TÜRKİYE OTOMOBİLİ'NİN ENLERİ

Türkiye'nin Otomobilinin "en"lerine işaret eden Karakaş, "Segmentinde en uzun aks mesafesi olan otomobilden bahsediyoruz. En geniş iç hacme ve en yüksek performansa sahip olacak. Toplam sahip olma maliyetinde ise elektrikli araç olmanın verdiği avantaj ile en uygun araç olacak. 2022 yılında seri üretime başladığımızda bizim şirketimiz ödenmiş öz sermayesi en yüksek otomobil şirketi olacak." dedi.

Karakaş, teknoloji odaklarına dikkati çekerek, şunları kaydetti:

"Teknoloji odağımızda özgün teknoloji var. Örneğin bataryasını sıfırdan geliştirdiğimiz, hiçbir yerden almadığımız, hiçbir yerden lisanslamadığımız tamamıyla bizim ihtiyaçlarımıza uygun bir teknoloji. Yetkinlik... Ülkemizde savunma sanayinde mükemmel mühendislerimiz var. Savunma sanayisindeki örneğin, bir helikopterin, uçağın modellemesini otomobilimize taşıdık. Otomobilimizin modellemesiyle bir sürü simülasyonu çok hızlı ve etkin şekilde yapabiliyoruz. Dönüşüm... Teknoloji ile beraber ilerleyerek ve gelecekteki tüketicinin ihtiyaçlarını düşünerek otomobilden fazlasını yapmak üzere dışarıda fuayede gördüğünüz, evinizdeki aletlerle bağlanabilen bir teknolojiden bahsediyoruz.
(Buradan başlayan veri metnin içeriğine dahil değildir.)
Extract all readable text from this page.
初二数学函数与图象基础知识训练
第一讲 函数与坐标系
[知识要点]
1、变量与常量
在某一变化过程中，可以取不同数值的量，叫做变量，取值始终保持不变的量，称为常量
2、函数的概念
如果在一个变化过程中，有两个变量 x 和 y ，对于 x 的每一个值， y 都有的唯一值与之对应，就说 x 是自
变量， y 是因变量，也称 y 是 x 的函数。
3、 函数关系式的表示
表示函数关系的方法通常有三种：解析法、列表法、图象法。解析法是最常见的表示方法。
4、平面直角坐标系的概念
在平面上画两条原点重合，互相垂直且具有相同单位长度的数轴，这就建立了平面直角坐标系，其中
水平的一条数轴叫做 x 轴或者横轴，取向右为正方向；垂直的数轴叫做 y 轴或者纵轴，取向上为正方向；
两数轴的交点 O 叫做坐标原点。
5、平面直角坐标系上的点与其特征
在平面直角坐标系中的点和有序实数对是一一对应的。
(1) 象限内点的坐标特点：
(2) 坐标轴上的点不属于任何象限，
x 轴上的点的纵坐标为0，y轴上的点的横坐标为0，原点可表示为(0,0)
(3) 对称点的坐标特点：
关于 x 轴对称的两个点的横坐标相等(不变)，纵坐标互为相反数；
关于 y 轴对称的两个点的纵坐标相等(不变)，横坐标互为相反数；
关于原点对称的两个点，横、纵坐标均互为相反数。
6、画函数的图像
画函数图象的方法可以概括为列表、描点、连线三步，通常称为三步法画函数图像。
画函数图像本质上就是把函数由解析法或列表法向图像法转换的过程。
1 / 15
Farklılaşma küçük teknolojilerle... Örneğin holografik asistan gibi, navigasyon sistemini ve ulaştırmadaki bazı bilgilendirme sistemlerini yerinden oynatacak sistemlerle farklılaşmak istiyoruz."

"DOĞRU YERDE YOLA ÇIKTIK"

"Türkiye'nin Otomobili' ne demektir?" sorusunu yanıtlamak istediğini vurgulayan Karakaş, "Her şeyden önce Türkiye'nin küresel bir markasıdır. Kararlarını bağımsız verebilen, direksiyonunda bizim oturduğumuz ve ekosistemini kendisi oluşturabilen bir şirkettir. Teknolojisini ülkemizin diğer teknolojileriyle birleştirerek bir sonraki seviyeye ulaşmasında liderlik, öncülük edebilecek altyapıyı ve uygulama alanlarını getirmektedir. Her şeyden önemlisi fikri sınai mülkiyet haklarının yüzde 100'ü Türkiye'ye ait olan bir otomobil demektir. Doğru zamanda doğru yola çıktığımızı söylemiştik, aynı zamanda 'Doğru yerde mi yola çıktınız?' diye sorarlar. Evet. Yetkinliklerimize, pazarımıza baktığımızda 'Doğru yerde yola çıktık' diyoruz. Yeniliğe çıktığımız yolun aynı zamanda yeni bir lige de çıkmak olduğunun altını çizmek isterim." şeklinde konuştu.